Dan hari itu aku pulang kerumah dengan snyum dan hati yang lebih bahagia. Bahagia karena bisa membahagiakan orang lain, meski hanya kecil. Memberi dorongan semangat pada ibu yang ulet itu untuk terus melanjutkan perjuangannya. Sementara aku sendiri memperoleh dorongan semangat darinya.
Beberapa hari kemudian setelah hari itu, aku kembali bertemu ibu itu di terminal. Seperti orang yang sudah sangat akrab, ibu itu menegur diriku yang baru saja turun dari bus kota.
“Mba?” sahut ibu itu.
Aku pun menoleh kebelakang, dan menghampirinya.

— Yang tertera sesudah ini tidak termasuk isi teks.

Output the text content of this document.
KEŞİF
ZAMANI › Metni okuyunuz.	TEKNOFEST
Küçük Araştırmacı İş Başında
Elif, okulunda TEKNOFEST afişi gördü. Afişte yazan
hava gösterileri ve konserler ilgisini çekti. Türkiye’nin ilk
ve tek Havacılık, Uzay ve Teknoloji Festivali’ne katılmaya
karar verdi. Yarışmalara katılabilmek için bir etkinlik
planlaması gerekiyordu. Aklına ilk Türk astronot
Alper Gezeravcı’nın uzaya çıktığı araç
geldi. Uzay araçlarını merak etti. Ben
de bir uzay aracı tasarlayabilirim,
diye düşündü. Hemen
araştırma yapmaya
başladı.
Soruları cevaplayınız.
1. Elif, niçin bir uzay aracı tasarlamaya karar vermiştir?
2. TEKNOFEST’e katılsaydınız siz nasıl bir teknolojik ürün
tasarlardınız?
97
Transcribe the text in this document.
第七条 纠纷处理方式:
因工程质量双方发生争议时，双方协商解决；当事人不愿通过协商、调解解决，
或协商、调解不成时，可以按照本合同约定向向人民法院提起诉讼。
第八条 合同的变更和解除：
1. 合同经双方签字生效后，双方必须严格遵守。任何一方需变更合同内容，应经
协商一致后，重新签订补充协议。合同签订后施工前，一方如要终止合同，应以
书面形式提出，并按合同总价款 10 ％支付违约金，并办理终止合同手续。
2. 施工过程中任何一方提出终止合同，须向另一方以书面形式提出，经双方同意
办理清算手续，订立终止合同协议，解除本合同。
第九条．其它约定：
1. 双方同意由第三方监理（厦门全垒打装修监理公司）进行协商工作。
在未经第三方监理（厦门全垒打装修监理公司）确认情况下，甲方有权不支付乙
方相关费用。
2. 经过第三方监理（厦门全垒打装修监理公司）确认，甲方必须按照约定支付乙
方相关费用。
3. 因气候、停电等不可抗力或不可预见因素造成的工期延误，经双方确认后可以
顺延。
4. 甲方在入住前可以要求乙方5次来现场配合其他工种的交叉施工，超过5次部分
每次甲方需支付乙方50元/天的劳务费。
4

“Iya? Ada apa bu?” jawabku.
“Oh nggak kenapa-kenapa mba. Saya cuma menegur mba saja.” jawabnya.
“Oalah, saya kira ada apa.” Sahut diriku.
“Oh iya mba, ini saya kasih gorengan saya. Kebetulan tinggal sedikit, ini buat mba aja.” Sahut ibu itu sambil menodongkan plastik berisi penuh gorengan.
“Wah, terima kasih banyak nih bu. Tapi saya sudah kenyang, tadi sudah makan di kantin kampus.” Jawabku.
“Yasudah, terima saja mba. Ambil aja bawa pulang, buat adik-adik mba.”
“Hmm… Okelah bu, ini saya ambil. Terima kasih banyak ya bu.” Sahutku.
“Iya, sama-sama mba. Saya cuma bisa ngasih sedikit saja dari rezeki saya hari ini. Jangan dilihat hasilnya, tapi lihatlah keikhlasannya.” Jawab ibu itu.

Begitulah sedikit ceritaku, dan semoga ini juga bisa menjadi semangat kalian untuk berjuang merubah nasib untuk yang lebih baik. Kita jangan menyerah dan pasrah terhadap keadaan ekonomi. Masih banyak orang-orang diluar sana yang lebih membutuhkan dari pada kita. Bersyukurlah terhadap nikmat yang ada. Dan ingat, kita harus tetap saling berbagi, mengasihi dan menyayangi terhadap sesama.